Usages de la terre, agroécologie et risques pandémiques

La pandémie de Covid-19 a révélé au grand public une réalité bien connue des scientifiques : la déforestation et la perte de biodiversité brise les barrières biologiques qui limitent la circulation des agents pathogènes de l’animal à l’homme. Le collectif de recherche anglophone Pandemic Research for the People créé en 2020 défend la restauration d’une « agrobiodiversité ».

Le lien entre l’agriculture industrielle et l’apparition d'épidémies susceptibles d’affecter les animaux et les êtres humains est documenté depuis de nombreuses années. Le biologiste Rob Wallace a par exemple publié un ouvrage en 2016 intitulé Big Farm makes Big Flu (Les grandes fermes font les grandes grippes). Il est un des membres fondateur du collectif Pandemic Research for the People (PreP). Ce collectif de recherche s’oppose à une conception de l’usage du sol qui met au même niveau tous les modèles agricoles. Entre l’agriculture paysanne traditionnelle et l'agro-industrie, la responsabilité vis-à-vis des crises environnementales n’est pas la même. 

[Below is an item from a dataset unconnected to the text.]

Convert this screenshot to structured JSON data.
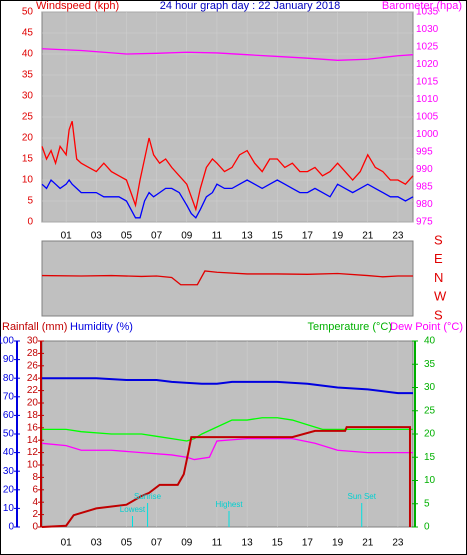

La terre n’est pas un simple facteur de production

L’article “Scientists say land use drives new pandemics. But what if “land” isn’t what they think it is?” (Les scientifiques disent que l’usage des terres conduit à de nouvelles pandémies. Mais si la terre n’était pas ce qu’ils pensent qu’elle est ?), revient sur l’émergence de certaines maladies « zoonotiques » (les maladies provenant de souches pathogènes qui passent d’une espèce animale à une autre) et sur les causes possibles de leur apparition. Il prend la défense d’une conception de l’espace, de la terre et de ses usages qui ne se réduit pas à la question de son utilité ou de son potentiel productif.

Agrobusiness et agriculture paysanne, deux paradigmes en opposition

L’article "Whose agriculture drives diseases?" propose une approche critique du programme PREDICTS dont l’ambition est de fournir une base de données sur la biodiversité et l’usage des sols afin de prévenir l’émergence de nouvelles zoonoses. Ce programme tombe dans les écueils pointés par le collectif PreP : agrobusiness et agriculture paysanne auraient le même degré de responsabilité dans les débordements zoonotiques responsable des épidémies.  

Systèmes agroécologiques diversifiés

L’article "Planet Farm", démontre en quoi l’agriculture industrielle, en réduisant la diversité génétique des animaux d’élevage, augmente le risque de circulation des maladies. Les fermes industrielles, en regroupant dans un espace restreint de grande quantité d’animaux, sont susceptibles de constituer de nouveaux réservoirs d’agents pathogènes. En conclusion, Wallace prend la défense d’une agrobiodiversity capable de créer des pare-feux immunologiques entre les espèces sauvages porteuses d’agents pathogènes, les animaux d’élevage et les hommes. Ce concept fait écho à celui de systèmes agroécologiques diversifiés défendu par l’institut de recherche Ipes Food.